Imposing again enhanced general quarantine would place the economy on the verge of collapse. Placing a community under enhanced quarantine at this point might bring about its demise as a unit.

If non-compliance with basic health protocols — proper wearing of mask and face shield, physical distancing, hand-washing, and avoidance of large gathering — is the reason for the increasing number of COVID-19 infections, as DoH’s Dr. Vergeire opines, then the DoH should launch a new information campaign, this time focused on the importance of the proper wearing of masks and face shields owing to the gravity of COVID-19 infection.

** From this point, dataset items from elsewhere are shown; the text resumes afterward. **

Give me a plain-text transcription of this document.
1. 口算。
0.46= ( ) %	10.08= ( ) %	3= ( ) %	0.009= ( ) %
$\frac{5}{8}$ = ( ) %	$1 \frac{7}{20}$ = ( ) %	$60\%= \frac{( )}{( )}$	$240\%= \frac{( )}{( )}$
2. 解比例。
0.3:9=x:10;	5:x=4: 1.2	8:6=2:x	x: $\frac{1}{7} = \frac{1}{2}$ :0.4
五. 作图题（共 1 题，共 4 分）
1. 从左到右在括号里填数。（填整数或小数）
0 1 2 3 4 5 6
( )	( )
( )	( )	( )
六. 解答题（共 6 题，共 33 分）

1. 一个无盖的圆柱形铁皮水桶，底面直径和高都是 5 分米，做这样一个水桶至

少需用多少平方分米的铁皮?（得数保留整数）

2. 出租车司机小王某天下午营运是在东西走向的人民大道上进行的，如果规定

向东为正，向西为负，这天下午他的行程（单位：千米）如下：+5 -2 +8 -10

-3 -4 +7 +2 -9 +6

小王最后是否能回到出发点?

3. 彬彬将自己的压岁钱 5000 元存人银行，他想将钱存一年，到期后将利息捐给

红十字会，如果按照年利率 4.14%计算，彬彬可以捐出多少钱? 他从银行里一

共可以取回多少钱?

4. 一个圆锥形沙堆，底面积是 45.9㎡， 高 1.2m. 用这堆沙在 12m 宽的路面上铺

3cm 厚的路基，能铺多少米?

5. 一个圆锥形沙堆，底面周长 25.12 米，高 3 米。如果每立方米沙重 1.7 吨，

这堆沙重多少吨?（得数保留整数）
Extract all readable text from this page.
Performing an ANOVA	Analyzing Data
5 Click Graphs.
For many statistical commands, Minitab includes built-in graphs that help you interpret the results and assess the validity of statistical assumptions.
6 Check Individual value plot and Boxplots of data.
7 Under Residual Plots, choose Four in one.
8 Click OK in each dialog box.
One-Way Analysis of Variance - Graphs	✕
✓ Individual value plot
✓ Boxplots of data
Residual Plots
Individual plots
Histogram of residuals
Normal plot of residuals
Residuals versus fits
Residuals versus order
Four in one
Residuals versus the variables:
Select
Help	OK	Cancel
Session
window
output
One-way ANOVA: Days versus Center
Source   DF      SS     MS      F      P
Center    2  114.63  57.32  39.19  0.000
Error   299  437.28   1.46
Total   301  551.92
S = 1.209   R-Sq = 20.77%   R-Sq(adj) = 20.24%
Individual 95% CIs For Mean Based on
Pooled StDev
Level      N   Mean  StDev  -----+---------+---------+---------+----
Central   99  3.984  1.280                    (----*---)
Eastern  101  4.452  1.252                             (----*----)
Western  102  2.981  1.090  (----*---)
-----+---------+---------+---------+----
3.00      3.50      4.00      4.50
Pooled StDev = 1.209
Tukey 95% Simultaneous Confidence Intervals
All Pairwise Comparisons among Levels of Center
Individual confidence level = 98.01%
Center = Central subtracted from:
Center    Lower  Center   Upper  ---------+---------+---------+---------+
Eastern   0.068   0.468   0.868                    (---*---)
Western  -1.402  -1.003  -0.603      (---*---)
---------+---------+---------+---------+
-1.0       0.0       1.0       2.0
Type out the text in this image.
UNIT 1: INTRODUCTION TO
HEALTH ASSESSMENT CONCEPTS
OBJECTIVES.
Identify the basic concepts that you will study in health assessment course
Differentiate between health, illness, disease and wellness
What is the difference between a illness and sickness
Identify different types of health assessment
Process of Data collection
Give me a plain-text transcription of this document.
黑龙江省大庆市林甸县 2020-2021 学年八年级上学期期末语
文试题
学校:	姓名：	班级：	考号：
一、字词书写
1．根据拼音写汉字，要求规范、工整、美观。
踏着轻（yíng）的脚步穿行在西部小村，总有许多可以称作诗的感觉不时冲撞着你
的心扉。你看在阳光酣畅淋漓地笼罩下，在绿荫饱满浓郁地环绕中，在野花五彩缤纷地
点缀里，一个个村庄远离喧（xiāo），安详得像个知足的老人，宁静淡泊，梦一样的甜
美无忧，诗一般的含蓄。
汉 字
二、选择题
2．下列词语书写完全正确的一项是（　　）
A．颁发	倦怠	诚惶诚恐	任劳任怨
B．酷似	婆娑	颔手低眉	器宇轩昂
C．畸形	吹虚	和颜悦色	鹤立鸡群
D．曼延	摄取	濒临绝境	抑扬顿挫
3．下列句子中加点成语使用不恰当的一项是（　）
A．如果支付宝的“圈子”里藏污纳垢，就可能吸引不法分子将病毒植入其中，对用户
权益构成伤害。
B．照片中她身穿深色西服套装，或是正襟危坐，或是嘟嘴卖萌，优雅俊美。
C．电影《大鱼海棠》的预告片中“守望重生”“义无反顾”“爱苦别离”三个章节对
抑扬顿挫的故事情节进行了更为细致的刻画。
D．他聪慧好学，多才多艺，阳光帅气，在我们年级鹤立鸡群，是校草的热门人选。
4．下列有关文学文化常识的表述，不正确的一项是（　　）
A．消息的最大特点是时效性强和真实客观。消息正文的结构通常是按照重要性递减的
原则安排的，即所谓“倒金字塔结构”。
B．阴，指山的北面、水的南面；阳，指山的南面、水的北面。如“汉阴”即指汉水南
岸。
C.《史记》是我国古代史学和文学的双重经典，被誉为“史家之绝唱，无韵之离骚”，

Many believe that COVID-19 is not as deadly as it is presented to be. The DoH daily reports give the impression that less than 1% of the 100 million Filipinos have been infected and of those infected, 89% recovered. Prominent personalities like Senators Mig Zubiri, Koko Pimentel, and Sonny Angara, Cabinet members Francisco Duque and Eduardo Año, Cardinal Luis Antonio Tagle and Bishop Broderick Pabillo have recovered, and except for Secretary Año, are back on their feet and performing their duties.

Public Attorney Persida Acosta instilled in the minds of millions of Filipinos a fear of vaccines when she filed criminal charges on the basis of the death of four children supposedly due to Dengvaxia. Her charges were sensationalized by ABS-CBN broadcasters Noli de Castro, Ted Failon, Anthony Taberna, and Gerry Baja. That fear of vaccines can be said to be the main cause of many Filipinos’ resistance to COVID-19 vaccines.

Maybe the DoH’s new information campaign should be the deadliness of COVID-19 and its variants. If the death of four schoolchildren allegedly due to their inoculation with Dengvaxia could cause a nationwide fear of vaccines, the deaths of 12,766 Filipinos due to COVID-19 should infuse intense fear of the coronavirus among Filipinos.

The new information campaign can adopt the message strategy (called copy strategy in advertising) used in the advertisements for consumer products like laundry detergents. Describe the problematic situation, then present the solution. The DoH can highlight the average daily death toll of 35 due to COVID-19, then present the proper wearing of mask and face shield as the best defense next to vaccination against the coronavirus.

In order to draw sustained attention, showbiz celebrities should be used to demonstrate the proper use of the face guards. 


Oscar P. Lagman, Jr. is a retired corporate executive, business consultant, and management professor. He has been a politicized citizen since his college days in the late 1950s.